Moscow is turning to financially vulnerable South Pacific nations to promote its foreign policy agenda thousands of miles away.
Since returning to power as Russia's president three months ago, Vladimir Putin has lived up to his well-honed reputation as the hard, no-nonsense man of East European politics by bullying his way into the internal affairs of neighbors with fearless abandon.
He has served notice that Moscow will challenge the West’s naval dominance of the world’s oceans, moving to shore-up his country’s defenses from the Arctic Circle and its Western flank to its troubled southern borders, breakaway republics and even the South Pacific.
His ubiquitous presence on the diplomatic landscape has been most notable in Syria and Afghanistan where NATO is withdrawing its troops. There has been a pre-emptive strike on Finland where Moscow has launched a campaign of intimidation designed to ensure Helsinki abstains from joining NATO.
Putin has even struck down a punk rock band, the recalcitrant Pussy Riot.
The results are that many countries are feeling an intense Russian heat — torn between maintaining its traditional alliances with Western allies, or, marching forward in step with a revitalized cash-carrying friend, Russia.
Among them are the far-flung island-states in the South Pacific.
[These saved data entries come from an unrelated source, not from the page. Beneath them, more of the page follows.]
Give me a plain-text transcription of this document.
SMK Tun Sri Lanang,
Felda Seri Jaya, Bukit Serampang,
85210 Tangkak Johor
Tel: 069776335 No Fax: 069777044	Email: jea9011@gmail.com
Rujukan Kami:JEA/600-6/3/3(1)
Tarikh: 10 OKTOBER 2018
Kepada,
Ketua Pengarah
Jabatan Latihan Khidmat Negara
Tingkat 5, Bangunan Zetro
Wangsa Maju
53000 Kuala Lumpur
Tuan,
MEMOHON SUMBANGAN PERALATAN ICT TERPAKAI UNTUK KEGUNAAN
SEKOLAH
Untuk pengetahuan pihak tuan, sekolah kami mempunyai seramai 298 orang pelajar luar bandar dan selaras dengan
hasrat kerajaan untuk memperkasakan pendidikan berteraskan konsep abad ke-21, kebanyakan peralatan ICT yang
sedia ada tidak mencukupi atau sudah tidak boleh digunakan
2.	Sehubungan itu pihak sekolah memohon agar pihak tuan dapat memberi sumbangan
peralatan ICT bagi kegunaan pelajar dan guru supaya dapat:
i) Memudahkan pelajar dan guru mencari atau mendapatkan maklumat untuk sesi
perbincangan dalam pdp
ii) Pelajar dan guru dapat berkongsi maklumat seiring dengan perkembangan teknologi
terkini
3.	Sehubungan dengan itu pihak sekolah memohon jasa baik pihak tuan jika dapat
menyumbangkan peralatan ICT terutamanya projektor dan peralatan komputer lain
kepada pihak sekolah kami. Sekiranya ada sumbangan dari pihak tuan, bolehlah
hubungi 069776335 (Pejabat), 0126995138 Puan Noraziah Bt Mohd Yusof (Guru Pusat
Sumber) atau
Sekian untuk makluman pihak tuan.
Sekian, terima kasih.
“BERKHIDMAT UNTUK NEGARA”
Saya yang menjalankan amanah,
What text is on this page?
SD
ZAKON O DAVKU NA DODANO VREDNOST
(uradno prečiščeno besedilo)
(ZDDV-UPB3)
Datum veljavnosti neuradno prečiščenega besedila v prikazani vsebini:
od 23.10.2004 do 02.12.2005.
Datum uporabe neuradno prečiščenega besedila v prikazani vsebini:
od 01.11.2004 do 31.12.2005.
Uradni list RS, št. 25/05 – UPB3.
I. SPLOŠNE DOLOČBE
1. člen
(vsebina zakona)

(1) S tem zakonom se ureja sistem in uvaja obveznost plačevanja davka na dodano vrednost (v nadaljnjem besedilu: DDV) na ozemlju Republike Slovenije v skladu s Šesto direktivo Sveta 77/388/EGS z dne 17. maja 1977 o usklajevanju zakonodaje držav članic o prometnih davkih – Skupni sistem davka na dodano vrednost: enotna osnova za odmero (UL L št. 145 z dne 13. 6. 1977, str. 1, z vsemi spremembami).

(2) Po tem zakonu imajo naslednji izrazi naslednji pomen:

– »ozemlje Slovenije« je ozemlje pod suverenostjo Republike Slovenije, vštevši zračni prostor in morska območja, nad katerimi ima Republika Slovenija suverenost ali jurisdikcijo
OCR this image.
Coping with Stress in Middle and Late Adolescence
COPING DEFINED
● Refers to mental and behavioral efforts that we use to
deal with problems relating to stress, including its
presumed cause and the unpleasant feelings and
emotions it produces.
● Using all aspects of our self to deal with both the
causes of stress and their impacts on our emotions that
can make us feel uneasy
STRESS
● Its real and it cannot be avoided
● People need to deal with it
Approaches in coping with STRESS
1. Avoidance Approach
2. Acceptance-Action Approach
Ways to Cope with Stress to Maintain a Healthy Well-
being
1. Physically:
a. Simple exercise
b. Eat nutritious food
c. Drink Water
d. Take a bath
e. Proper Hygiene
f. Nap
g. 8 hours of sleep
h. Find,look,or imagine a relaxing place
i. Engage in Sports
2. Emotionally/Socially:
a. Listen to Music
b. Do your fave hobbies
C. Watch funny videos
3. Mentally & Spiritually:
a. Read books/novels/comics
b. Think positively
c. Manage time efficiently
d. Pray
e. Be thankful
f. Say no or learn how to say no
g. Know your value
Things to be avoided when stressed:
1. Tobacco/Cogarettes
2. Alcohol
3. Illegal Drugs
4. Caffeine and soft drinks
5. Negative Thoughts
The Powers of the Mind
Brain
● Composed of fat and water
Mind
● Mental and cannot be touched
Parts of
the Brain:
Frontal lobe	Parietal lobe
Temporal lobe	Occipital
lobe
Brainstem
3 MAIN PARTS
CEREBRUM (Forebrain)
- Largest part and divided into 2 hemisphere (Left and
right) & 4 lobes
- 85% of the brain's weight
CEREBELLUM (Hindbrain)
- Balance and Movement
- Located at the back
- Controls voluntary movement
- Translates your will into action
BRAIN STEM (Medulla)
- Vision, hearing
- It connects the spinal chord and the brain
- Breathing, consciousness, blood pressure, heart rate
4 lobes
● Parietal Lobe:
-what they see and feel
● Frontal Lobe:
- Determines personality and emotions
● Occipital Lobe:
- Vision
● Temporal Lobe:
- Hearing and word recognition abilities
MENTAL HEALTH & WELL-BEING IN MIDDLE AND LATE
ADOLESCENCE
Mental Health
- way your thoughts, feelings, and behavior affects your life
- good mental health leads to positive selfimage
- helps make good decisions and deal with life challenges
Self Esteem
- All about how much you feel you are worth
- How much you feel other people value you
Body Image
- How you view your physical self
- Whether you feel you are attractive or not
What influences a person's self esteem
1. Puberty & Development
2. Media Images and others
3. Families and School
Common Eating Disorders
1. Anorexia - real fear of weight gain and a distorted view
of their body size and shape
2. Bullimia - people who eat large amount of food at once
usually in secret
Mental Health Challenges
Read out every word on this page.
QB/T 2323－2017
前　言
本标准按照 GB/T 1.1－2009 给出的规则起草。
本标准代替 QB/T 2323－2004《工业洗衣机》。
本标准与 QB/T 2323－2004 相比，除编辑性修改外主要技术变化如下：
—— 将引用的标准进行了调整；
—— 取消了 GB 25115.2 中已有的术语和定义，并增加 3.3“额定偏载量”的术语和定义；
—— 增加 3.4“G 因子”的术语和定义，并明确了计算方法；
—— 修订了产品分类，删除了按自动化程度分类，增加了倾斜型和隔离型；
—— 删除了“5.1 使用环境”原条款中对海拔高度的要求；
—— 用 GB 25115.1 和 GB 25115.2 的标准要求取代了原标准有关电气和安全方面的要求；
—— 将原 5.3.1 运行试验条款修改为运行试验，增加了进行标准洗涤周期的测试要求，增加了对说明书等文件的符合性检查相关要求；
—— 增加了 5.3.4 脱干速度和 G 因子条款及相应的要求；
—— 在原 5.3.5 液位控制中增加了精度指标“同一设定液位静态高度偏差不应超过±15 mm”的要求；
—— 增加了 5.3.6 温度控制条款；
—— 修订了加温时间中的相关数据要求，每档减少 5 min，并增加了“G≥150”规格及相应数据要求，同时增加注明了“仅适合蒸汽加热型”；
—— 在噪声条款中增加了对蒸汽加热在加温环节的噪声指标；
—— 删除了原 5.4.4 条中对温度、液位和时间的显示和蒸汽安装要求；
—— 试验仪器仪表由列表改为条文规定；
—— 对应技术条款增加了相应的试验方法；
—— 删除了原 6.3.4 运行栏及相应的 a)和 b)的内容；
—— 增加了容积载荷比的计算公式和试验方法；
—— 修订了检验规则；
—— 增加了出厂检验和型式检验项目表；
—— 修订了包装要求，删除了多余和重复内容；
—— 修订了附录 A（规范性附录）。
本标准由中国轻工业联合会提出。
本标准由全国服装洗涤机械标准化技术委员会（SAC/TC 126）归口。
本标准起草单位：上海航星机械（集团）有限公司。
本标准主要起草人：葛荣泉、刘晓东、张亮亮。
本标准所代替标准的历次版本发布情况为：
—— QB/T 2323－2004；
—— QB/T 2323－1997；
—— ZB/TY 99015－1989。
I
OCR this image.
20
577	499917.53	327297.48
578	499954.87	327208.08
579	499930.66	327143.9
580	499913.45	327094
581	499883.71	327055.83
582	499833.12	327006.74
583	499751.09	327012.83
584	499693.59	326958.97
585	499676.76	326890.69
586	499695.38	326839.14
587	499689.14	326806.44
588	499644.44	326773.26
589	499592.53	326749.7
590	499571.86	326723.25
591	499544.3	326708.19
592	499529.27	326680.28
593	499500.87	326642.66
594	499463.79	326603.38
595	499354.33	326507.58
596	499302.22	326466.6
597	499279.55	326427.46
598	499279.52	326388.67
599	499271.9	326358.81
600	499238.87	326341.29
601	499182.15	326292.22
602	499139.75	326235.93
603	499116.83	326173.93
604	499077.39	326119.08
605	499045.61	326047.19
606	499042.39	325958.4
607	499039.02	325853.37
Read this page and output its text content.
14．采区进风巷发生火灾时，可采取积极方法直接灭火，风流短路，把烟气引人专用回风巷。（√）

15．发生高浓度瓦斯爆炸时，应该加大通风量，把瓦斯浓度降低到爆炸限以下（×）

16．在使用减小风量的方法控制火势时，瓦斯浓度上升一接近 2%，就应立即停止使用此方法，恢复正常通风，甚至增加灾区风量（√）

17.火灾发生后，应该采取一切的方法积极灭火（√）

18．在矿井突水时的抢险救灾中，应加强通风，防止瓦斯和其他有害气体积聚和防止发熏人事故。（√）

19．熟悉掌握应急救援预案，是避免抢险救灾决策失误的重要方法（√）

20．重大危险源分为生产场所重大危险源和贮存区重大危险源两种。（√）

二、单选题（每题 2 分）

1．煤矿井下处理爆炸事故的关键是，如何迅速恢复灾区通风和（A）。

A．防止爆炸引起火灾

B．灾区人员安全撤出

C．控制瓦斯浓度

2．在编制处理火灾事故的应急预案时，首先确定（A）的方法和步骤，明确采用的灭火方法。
This collection of nations in the Pacific Islands Forum (PIF) offering access to ports, resource rich seas and a bloc of 16 votes within the United Nations has caught Moscow’s attention.
The former superpower is turning to financially vulnerable South Pacific nations to promote its expansionist foreign policy agenda. Importantly, by extending its sphere of influence to the Pacific it can leverage support for the breakaway Georgian territories of South Ossetia and Abkhazia.
About 10,000 Russian soldiers are deployed in the two provinces which represent about 20 percent of Georgia’s internationally recognized territory.
The U.S. and Europe are opposed to recognition and have China on their side.